On rétorquera encore qu’il faut gratter derrière les grands titres, et que l’important est le train de mesures et de propositions précises qui sera déployé dans les projets des uns et des autres. Mais il faut être un peu cohérent : si une expression est martelée dans les passages médias pour désigner un programme, c’est bien que l’on mise sur sa reprise et sa mémorisation comme résumé de celui-ci. En l’occurrence, le/la politique/offensive/changement de civilisation est si vague qu’il/elle a un effet inverse de celui désiré : au lieu de resserrer des propositions autour d’une ligne d’interprétation centrale – comme pouvait le faire « l’ordre juste » en 2007 (quoi qu’on pense de ce slogan sur le fond) – il/elle éparpille et dissout celles-ci dans un flou catastrophique. Que peuvent bien avoir de si particulières les mesures portées par le PS, si elles peuvent être résumées par une expression qui a déjà servi un peu pour tout le monde ?

Soyons clairs : il ne s’agit pas d’un simple problème de communication ou de terminologie, mais bien d’un déficit idéologique et politique structurel. L’interview donnée au Monde par Martine Aubry le 3 mars dernier en est symptomatique. Un « proposition dropping » dont ressortent comme seuls traits saillants le « changement de civilisation » porté par une « prochaine gauche » (laquelle ?), et l’exigence « de sens, d’éthique, de vérité ». Sens, éthique, vérité : tout parti politique peut signer une telle déclaration ; tout au plus peut-on démontrer que Sarkozy a failli sur ces trois points. Est-ce donc cela le projet de la gauche, « faire ce que Sarkozy n’a pas fait »? Plus inquiétant encore, à quelques semaines du rendu définitif du projet socialiste et à seulement un an de l’élection, le « care » fait encore l’objet d’un long développement, sans que personne n’ait ressenti le besoin de donner une traduction française et en langue commune à un terme anglais et scientifique. On est donc confronté à un considérable hiatus entre des propositions qui sont effectivement abondantes et sans aucun doute pertinentes, et une incapacité à les ordonner d’une façon qui leur donne sens, et qui les fasse exister comme une alternative compréhensible et indiscutable à la droite.

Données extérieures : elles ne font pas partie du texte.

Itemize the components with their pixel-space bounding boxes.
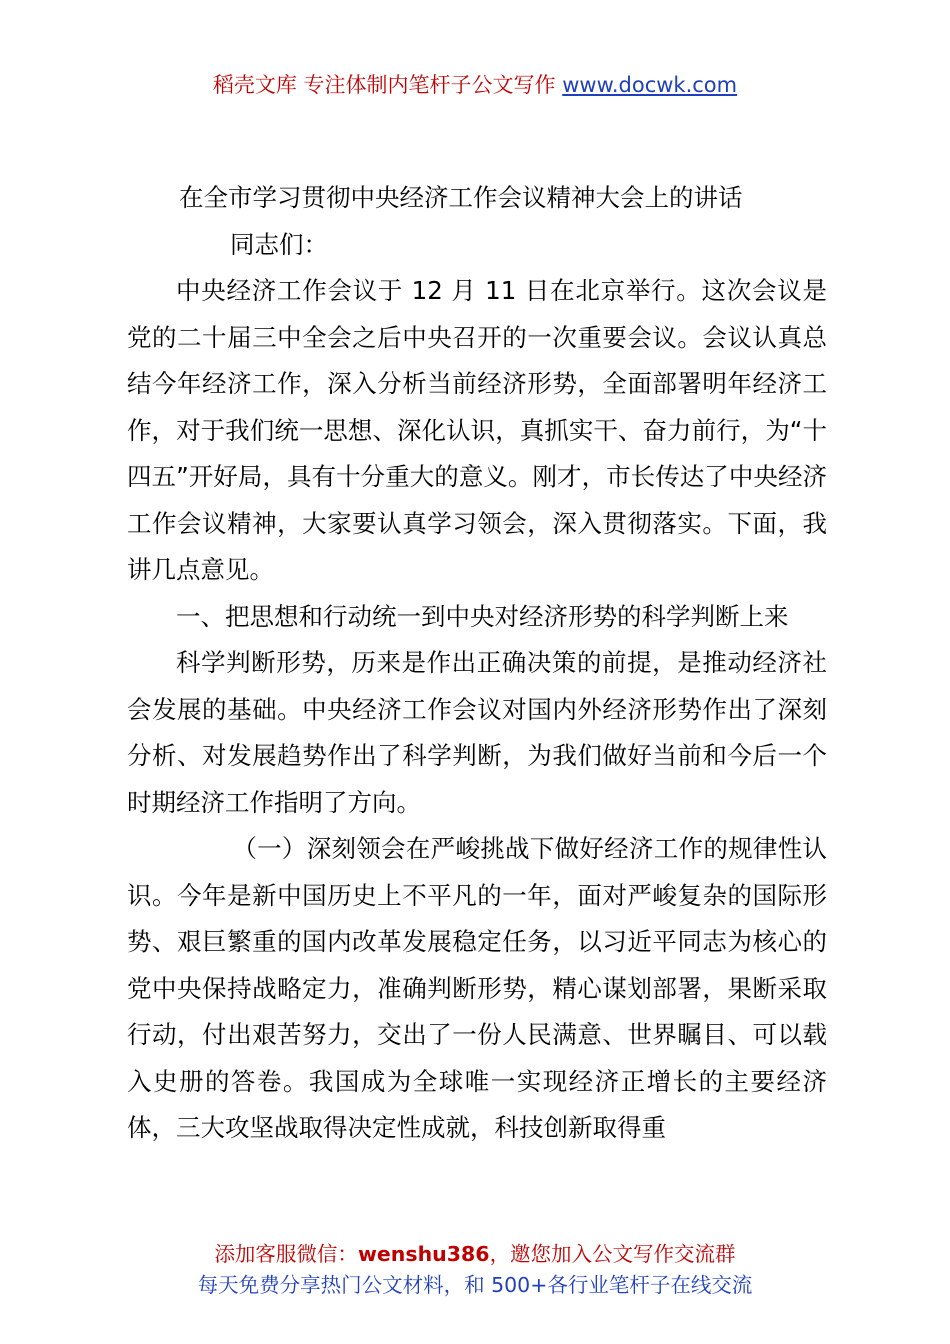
paragraph: 中央经济工作会议于 12 月 11 日在北京举行。这次会议是党的二十届三中全会之后中央召开的一次重要会议。会议认真总结今年经济工作，深入分析当前经济形势，全面部署明年经济工作，对于我们统一思想、深化认识，真抓实干、奋力前行，为“十四五”开好局，具有十分重大的意义。刚才，市长传达了中央经济工作会议精神，大家要认真学习领会，深入贯彻落实。下面，我讲几点意见。 (127, 276, 827, 584)
wechat-id: wenshu386 (357, 1242, 490, 1266)
header-url-link[interactable]: www.docwk.com (562, 73, 738, 97)
page-header (0, 70, 950, 100)
document-body (127, 175, 827, 1152)
footer-contact-suffix: ，邀您加入公文写作交流群 (489, 1242, 736, 1266)
page-footer (0, 1239, 950, 1301)
footer-contact-prefix: 添加客服微信： (214, 1242, 358, 1266)
footer-contact-line (0, 1239, 950, 1270)
footer-promo-line: 每天免费分享热门公文材料，和 500+各行业笔杆子在线交流 (197, 1273, 753, 1297)
header-brand: 稻壳文库 专注体制内笔杆子公文写作 (212, 73, 556, 97)
sub-section-paragraph: （一）深刻领会在严峻挑战下做好经济工作的规律性认识。今年是新中国历史上不平凡的一年，面对严峻复杂的国际形势、艰巨繁重的国内改革发展稳定任务，以习近平同志为核心的党中央保持战略定力，准确判断形势，精心谋划部署，果断采取行动，付出艰苦努力，交出了一份人民满意、世界瞩目、可以载入史册的答卷。我国成为全球唯一实现经济正增长的主要经济体，三大攻坚战取得决定性成就，科技创新取得重 (127, 834, 827, 1142)
salutation: 同志们： (230, 229, 328, 259)
paragraph: 科学判断形势，历来是作出正确决策的前提，是推动经济社会发展的基础。中央经济工作会议对国内外经济形势作出了深刻分析、对发展趋势作出了科学判断，为我们做好当前和今后一个时期经济工作指明了方向。 (127, 648, 827, 817)
document-title: 在全市学习贯彻中央经济工作会议精神大会上的讲话 (179, 183, 743, 212)
section-heading: 一、把思想和行动统一到中央对经济形势的科学判断上来 (176, 601, 789, 631)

Il ne s’agit pas d’accabler Martine Aubry. DSK, lors de son très attendu passage sur France 2, a donné les signes du même mal. Amené à définir le socialisme, il a utilisé ces trois termes, sans doute soigneusement pesés à l’avance : « lespoir, l’ avenir, l’innovation ». Je ne répéterai pas ce que j’ai écrit plus haut, vous pouvez faire l’exercice vous-même: lequel de ces mots serait inconcevable, ou polémique, dans la bouche d’un homme de droite (et réciproquement, de gauche) ? Aucun. C’est peut-être un atout pour un second tour d’élection présidentielle. Mais pour un premier tour, étape qui devrait être la seule à intéresser les socialistes pendant un an, en quoi est-ce une conception clivante, identifiante, différenciante ?

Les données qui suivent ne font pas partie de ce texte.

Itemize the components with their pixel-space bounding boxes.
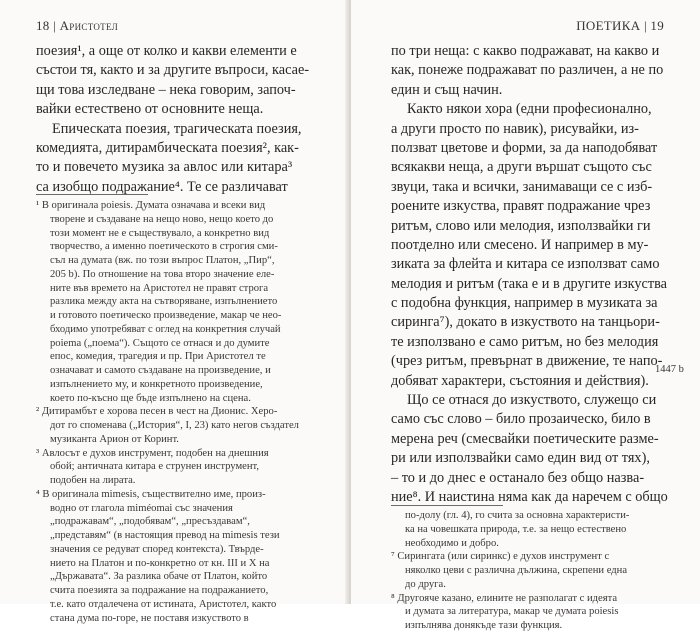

Les deux derniers sondages-choc sur la percée inédite du Front National, même s’il faut évidemment les prendre avec toutes les précautions d’usage, n’épargnent personne et jettent une lumière crue sur ces considérations. PS et UMP (à travers leurs candidats) ne payent-ils pas cash leur identité évanescente ? Marine Le Pen ne marque-t-elle pas d’abord des points par la simplicité, la cohérence et l’évidence de son discours (protection – des frontières, des salariés, du corps national …) ? D’un côté, une droite laminée par les embardées idéologiques (un coup à droite, un coup à gauche) de son président, et ses échecs successifs ; de l’autre une gauche perdue dans une introspection jamais vraiment terminée sur son rôle et sa fonction dans la mondialisation libérale, et dans les atermoiements (qui dureront jusqu’à l’automne) sur l’identité de son représentant. Nul doute que cette confusion, sur fond d’affaires diverses et variées, contribue largement à nourrir l’accusation d’UMPS et donc le vote FN. Et que faute de ressaisissement rapide, le 21 avril (à l’endroit, à l’envers) pourrait devenir une date somme toute banale.